GitHub - Ironieser/Audio2Gesture: This is a reproduced PyTorch/GPU implementation of the paper Rhythmic Gesticulator: Rhythm-Aware Co-Speech Gesture Synthesis with Hierarchical Neural Embeddings by Ironieser.

Rhythmic Gesticulator: A Reproduced Version

This is a reproduced PyTorch/GPU implementation of the paper Rhythmic Gesticulator: Rhythm-Aware Co-Speech Gesture Synthesis with Hierarchical Neural Embeddings by Ironieser.

If you find this Repo helpful, please consider starring🌟 it!

🚩Feature

✅ Add VQ-VAE for gesture lexicon.
✅ Improve data preprocess
✅ Add L_perc and L_z(for style control)
✅ Add perceptual loss
✅ Use vq-wav2vec as audio encoder
⌛ leverage Gumbel-softmax to convert a latent code into a codebook vector
More coming soon.

🐛 Existing bug

💥 The official open-source code for the gesture generator model collapsed.
💥 The official open-source code for the Motion Encoder of gesture generator model is missing.
💥 There is only on loss of reconstructive loss when training the gesture generator. Three loss functions are not provided, which is L_perc, L_lexeme and L_z(for style control).

🐛 Fixed Bug

✅ The official open-source code for the Audio Encoder does not use pre-trained encoder which is vq-wav2vec has L=8 conv layers. And do not finu-tine audio encoder with text using contrastive learning strategy.
✅ There is only on loss of reconstructive loss when training the gesture generator. Three loss functions are not provided, which is L_perc, L_lexeme and L_z(for style control).

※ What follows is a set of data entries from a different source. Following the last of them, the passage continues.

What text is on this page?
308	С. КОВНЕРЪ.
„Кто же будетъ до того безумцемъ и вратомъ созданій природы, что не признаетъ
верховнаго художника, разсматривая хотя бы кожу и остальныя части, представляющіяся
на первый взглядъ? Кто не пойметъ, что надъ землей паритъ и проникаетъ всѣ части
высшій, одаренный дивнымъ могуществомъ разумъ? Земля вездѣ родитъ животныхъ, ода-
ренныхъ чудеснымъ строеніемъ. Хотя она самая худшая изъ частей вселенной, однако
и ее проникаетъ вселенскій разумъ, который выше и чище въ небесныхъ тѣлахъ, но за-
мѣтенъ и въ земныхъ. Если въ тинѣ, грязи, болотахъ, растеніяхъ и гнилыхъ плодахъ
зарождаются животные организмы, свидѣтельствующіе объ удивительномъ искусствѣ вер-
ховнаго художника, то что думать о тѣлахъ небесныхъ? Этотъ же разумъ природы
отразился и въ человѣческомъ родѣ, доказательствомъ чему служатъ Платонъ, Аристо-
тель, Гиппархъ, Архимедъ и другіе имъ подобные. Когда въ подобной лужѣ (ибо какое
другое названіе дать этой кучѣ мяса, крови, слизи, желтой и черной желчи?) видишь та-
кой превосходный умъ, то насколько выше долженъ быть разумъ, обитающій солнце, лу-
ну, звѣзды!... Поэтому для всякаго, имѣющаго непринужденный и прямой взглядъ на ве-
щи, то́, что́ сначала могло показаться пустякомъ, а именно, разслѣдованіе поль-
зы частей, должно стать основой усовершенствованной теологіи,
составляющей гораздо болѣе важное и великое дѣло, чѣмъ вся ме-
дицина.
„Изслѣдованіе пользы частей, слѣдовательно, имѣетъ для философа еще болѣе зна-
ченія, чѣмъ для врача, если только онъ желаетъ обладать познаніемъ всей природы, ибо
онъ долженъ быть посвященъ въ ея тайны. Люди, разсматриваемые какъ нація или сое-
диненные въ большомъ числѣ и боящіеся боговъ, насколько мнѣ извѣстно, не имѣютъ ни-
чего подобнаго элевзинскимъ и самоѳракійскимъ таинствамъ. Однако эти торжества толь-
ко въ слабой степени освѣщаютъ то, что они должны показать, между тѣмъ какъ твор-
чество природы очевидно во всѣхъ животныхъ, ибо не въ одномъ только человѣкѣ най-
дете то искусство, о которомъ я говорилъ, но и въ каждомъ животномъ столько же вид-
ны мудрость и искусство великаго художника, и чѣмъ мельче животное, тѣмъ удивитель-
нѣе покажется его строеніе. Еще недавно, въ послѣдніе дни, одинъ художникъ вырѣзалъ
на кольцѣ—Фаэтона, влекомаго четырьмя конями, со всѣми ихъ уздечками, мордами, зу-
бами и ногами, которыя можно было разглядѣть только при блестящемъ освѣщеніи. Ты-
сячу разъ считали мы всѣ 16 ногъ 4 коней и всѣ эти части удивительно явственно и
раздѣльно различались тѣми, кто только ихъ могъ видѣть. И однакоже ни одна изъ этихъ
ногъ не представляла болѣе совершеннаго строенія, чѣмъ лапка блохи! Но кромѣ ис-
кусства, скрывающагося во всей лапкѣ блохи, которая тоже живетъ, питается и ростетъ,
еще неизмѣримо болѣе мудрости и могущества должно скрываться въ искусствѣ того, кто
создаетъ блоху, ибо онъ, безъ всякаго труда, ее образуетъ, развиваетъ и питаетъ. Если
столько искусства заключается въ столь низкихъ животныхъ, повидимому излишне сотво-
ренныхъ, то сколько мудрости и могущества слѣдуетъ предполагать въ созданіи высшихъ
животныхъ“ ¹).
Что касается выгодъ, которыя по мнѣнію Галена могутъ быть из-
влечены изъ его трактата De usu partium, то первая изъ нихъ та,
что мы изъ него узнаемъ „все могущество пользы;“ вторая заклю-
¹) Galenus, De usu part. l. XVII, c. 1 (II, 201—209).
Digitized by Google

This version is based on Trinity Speech-Gesture Dataset (GENEA Challenge 2020) and MOCCA Gesture Dataset. If want to get better performances of motion quality and speech generalization, you can try to train the system with bigger datasets like BEAT Dataset.

Install

This section is completely following the original repository; please refer to it. But if you find some package is not install, please manully install it. You may need install： einops ,python_speech_features

Install the conda package manager from https://docs.conda.io/en/latest/miniconda.html.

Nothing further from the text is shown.